Last month, the long-anticipated Egypt Economic Development Conference (EEDC) wrapped up in the resort city of Sharm el Sheikh with announcements of $38.2 billion in committed investments, part of a total of $92 billion in signed agreements and MoUs. The most ambitious new project announced at the conference, which is intended to become an annual event, was the creation of an entirely new capital city in Egypt to be located between Cairo and the Suez Canal.
The Capital City Project is a $45-billion, 7-year effort to create a city for 5 million people east of Cairo. While the project has its share of unnecessary excesses and vanity features typical of some of its Gulf benefactors – there are plans for an airport larger than Heathrow, 40,000 hotel rooms, a theme park three times the size of Disneyland, and a public park six times the size of Hyde Park – it is a grand, ambitious plan to ease overcrowding in Cairo and create a more efficient bureaucracy in Egypt. The project is being designed by SOM and is being built by Capital City Partners, an investment fund led by the Emirati developer Mohammed AlAbbar, who previously developed the world’s tallest building, the Burj Khalifa.
A few of the more significant deals announced at the conference include:
- A $12 billion exploration deal with BP, in addition to a $4 billion deal with BG and a $5 billion deal with BG Egypt, all to develop new gas fields
- Emirati company Al Suwaidan is spending $6 billion on a grain logistics center and a retail and commercial development
- Siemens signed a $10.5 billion electricity generation deal
- GE signed three deals with the Egyptian government, including a $200 million investment in a new training centre, the construction of a Biomed Centre of Excellence, and the construction a 2.6 GW of wind turbine capacity
All told, the event, which was organized by Richard Attias , attracted 22 heads of state and over 3,500 delegates including the CEOs of major corporations like GE, BP, Unilever, and the China Investment Corporation. Attias hailed it as “the largest summit of CEOs and world leaders I’ve ever seen.”

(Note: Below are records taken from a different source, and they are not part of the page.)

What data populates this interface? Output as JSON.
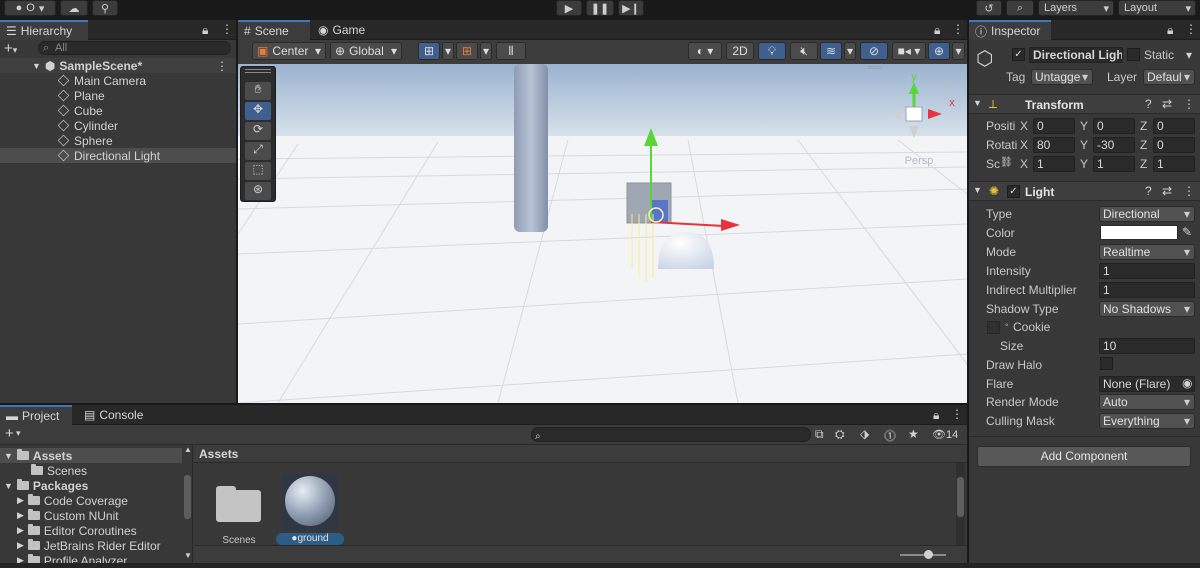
{
  "toolbar": {
    "account_label": "O",
    "play_icon": "play-icon",
    "pause_icon": "pause-icon",
    "step_icon": "step-icon",
    "layers_label": "Layers",
    "layout_label": "Layout"
  },
  "hierarchy": {
    "tab_label": "Hierarchy",
    "search_placeholder": "All",
    "scene_name": "SampleScene*",
    "items": [
      "Main Camera",
      "Plane",
      "Cube",
      "Cylinder",
      "Sphere",
      "Directional Light"
    ],
    "selected_index": 5
  },
  "scene": {
    "tabs": [
      "Scene",
      "Game"
    ],
    "pivot_label": "Center",
    "space_label": "Global",
    "mode_2d_label": "2D",
    "persp_label": "Persp",
    "gizmo_axis_y": "y",
    "gizmo_axis_x": "x"
  },
  "inspector": {
    "tab_label": "Inspector",
    "object_name": "Directional Ligh",
    "static_label": "Static",
    "tag_label": "Tag",
    "tag_value": "Untagge",
    "layer_label": "Layer",
    "layer_value": "Defaul",
    "transform": {
      "title": "Transform",
      "position_label": "Positi",
      "rotation_label": "Rotati",
      "scale_label": "Sc",
      "position": {
        "x": "0",
        "y": "0",
        "z": "0"
      },
      "rotation": {
        "x": "80",
        "y": "-30",
        "z": "0"
      },
      "scale": {
        "x": "1",
        "y": "1",
        "z": "1"
      },
      "axis_x": "X",
      "axis_y": "Y",
      "axis_z": "Z"
    },
    "light": {
      "title": "Light",
      "type_label": "Type",
      "type_value": "Directional",
      "color_label": "Color",
      "color_value": "#ffffff",
      "mode_label": "Mode",
      "mode_value": "Realtime",
      "intensity_label": "Intensity",
      "intensity_value": "1",
      "indirect_label": "Indirect Multiplier",
      "indirect_value": "1",
      "shadow_label": "Shadow Type",
      "shadow_value": "No Shadows",
      "cookie_label": "Cookie",
      "size_label": "Size",
      "size_value": "10",
      "halo_label": "Draw Halo",
      "flare_label": "Flare",
      "flare_value": "None (Flare)",
      "render_label": "Render Mode",
      "render_value": "Auto",
      "culling_label": "Culling Mask",
      "culling_value": "Everything"
    },
    "add_component_label": "Add Component"
  },
  "project": {
    "tabs": [
      "Project",
      "Console"
    ],
    "hidden_count": "14",
    "tree": {
      "assets_label": "Assets",
      "scenes_label": "Scenes",
      "packages_label": "Packages",
      "packages": [
        "Code Coverage",
        "Custom NUnit",
        "Editor Coroutines",
        "JetBrains Rider Editor",
        "Profile Analyzer"
      ]
    },
    "breadcrumb": "Assets",
    "items": [
      "Scenes",
      "ground"
    ]
  },
  "colors": {
    "accent": "#3a79bb",
    "axis_x": "#e8323c",
    "axis_y": "#58d63a",
    "axis_z": "#3a6cd6"
  }
}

In addition to the success of the Egypt Economic Conference and successful interviews with the most prominent Western media outlets, President Sisi has recently returned from Ethiopia where he signed an agreement to defuse bilateral tensions around Ethopia’s construction of the Renaissance Dam on the Nile. This underreported diplomatic victory makes a starkcontrast to his predecessor Morsi’s embarrassing mishandling of the Ethiopia dam project, which culminated in a meeting broadcast publicly on television during whichEgyptian political leaders spoke openly of invading Ethiopia, unaware that their comments were being broadcast.
The events of the last few months have marked a stunning reversal of global perceptions of the Sisi government. Whereas just a year and half ago Western governments were withholding aid and publicly criticizing the Sisi government, today they are lauding President Sisi’s reforms and inviting him to state visits. President Obama recently reversed a ban on military aid to Egypt. California Republican Congressman Dana Rohrabacher has even called on House Speaker Boehner to invite President Sisi to address a joint session of Congress. As the region descends further into chaos and violence – with the expansion of ISIS to Libya, Yemen, and the Sinai; civil wars in Iraq, Syria, Yemen, and Libya; the prospect of endless war in Israel and Palestine; and uncertainty around the status of Iranian nuclear negotiations – the West is beginning to appreciate the role a stable Egypt can play in the region. More importantly, the U.S. policy over the last twelve years of “promoting democracy” without regard for local cultural and political sensitivities, and of coddling political Islamists, has been definitively discredited. Conventional wisdom now clearly acknowledges that free and democratic societies can only emerge in the Middle East if people’s basic needs for physical security, political stability, and economic growth are met – essentially the same argument President Sisi has been making over the last year and a half. The West is rightly betting that President Sisi is the best and only hope for achieving these objectives in Egypt – and influencing the rest of the region to follow suit.
We can expect Western and Arab support for President Sisi’s government to continue to grow in the next few years as Egypt takes advantage of its newly regained prestige to play an increasingly active role in regional, and perhaps even global, politics. The Arab League security conference currently being held in Egypt and Egypt’s commitment of troops to an interventionist Arab force in Yemen are further indications that President Sisi is determined to restore Egypt’s position as the political leader of the Arab world. However, as relations with key African nations like Ethiopia continue to improve, we can expect President Sisi to parlay his newfound influence into advocating for an expanded role for Egypt in African and international politics – perhaps as a permanent member of the U.N. Security Council.